一个办法是采用可以过滤重复数据的基础设施。例如,在故障转移方案中,Apache ActiveMQ 可以在生产者向代理发送消息时过滤掉重复项,然后由于某种原因最终故障转移到其他代理; 这些代理的索引可以跟踪和识别重复项并将其丢弃。

Yet another option is to track unique identifiers in the messages you receive in your services and reject those that have been processed successfully. Storing this information in a LRU cache helps you quickly diagnose whether you’ve seen a message and either return a canned response, the original response, or ignore it. Apache Camel makes it really easy to build services that use this idempotent-consumer pattern.

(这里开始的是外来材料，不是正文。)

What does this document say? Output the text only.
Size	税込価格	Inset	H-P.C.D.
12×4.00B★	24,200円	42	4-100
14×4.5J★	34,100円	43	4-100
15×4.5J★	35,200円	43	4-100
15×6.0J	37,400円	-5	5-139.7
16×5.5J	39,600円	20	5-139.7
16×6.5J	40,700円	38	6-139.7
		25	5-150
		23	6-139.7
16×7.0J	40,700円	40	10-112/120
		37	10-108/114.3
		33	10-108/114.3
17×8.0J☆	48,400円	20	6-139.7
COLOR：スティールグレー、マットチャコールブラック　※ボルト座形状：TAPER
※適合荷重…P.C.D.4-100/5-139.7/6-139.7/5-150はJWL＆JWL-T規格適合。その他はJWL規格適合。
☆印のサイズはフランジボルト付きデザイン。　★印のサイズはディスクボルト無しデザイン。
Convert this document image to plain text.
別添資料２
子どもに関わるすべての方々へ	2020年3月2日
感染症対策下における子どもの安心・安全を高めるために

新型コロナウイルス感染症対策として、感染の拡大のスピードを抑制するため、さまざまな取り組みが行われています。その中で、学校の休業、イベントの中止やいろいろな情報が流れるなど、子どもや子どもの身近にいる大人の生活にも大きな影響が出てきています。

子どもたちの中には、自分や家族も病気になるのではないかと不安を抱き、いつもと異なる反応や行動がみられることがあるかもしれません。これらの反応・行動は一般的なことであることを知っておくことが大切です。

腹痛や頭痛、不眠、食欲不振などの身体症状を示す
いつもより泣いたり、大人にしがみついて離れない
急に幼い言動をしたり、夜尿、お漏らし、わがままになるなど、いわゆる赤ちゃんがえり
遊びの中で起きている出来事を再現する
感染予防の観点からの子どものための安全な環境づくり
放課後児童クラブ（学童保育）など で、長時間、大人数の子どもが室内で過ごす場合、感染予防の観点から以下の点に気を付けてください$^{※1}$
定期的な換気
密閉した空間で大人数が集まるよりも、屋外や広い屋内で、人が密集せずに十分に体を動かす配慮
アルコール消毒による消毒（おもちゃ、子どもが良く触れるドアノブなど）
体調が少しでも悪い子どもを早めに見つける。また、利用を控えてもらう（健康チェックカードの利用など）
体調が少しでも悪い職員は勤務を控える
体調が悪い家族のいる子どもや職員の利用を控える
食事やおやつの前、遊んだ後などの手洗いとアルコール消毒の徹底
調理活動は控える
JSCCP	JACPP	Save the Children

另一个办法是跟踪消息中的唯一识别标记,当接收到的消息中包含已经成功处理的标记,就拒绝处理消息。将标记信息存储在 LRU 缓存中可以帮助诊断你是否看到过此消息,并返回预设响应,原始相依,或者忽略。Apache Camel 使得构建幂等消费者模式变得非常容易。

wangpin34 commented 6 years ago

作者举出了例子来佐证自己的观点,但是很显然,这些例子并不具有普适性 - 有些人会很容易理解,其他人却不能。而同时,作者并没有明显的标注出核心观点。所以,小总结一下:

  1. 承诺和后备方案 微服务的协作必须基于彼此的承诺:提供什么功能。现实世界各种意外频发,网络断线,磁盘空间不足,文件读写权限不够,等等,造成承诺无法兑现。这就需要后备计划:当请求的功能无法被响应/成功时,我们应该做些什么。
  2. 承诺解耦 很多时候,你并不需要关心一个微服务的一切。当你只是依赖它所提供的数据一部分时,保证你只是解析并验证这一部分,而不是全部。
  3. 幂等性 服务可能会交换重复信息,可以从两个方向解决问题:
  4. 幂等消息。不交换增量而是交换最终结果信息。
  5. 过滤重复消息。Apache ActiveMQ,Apache Camel。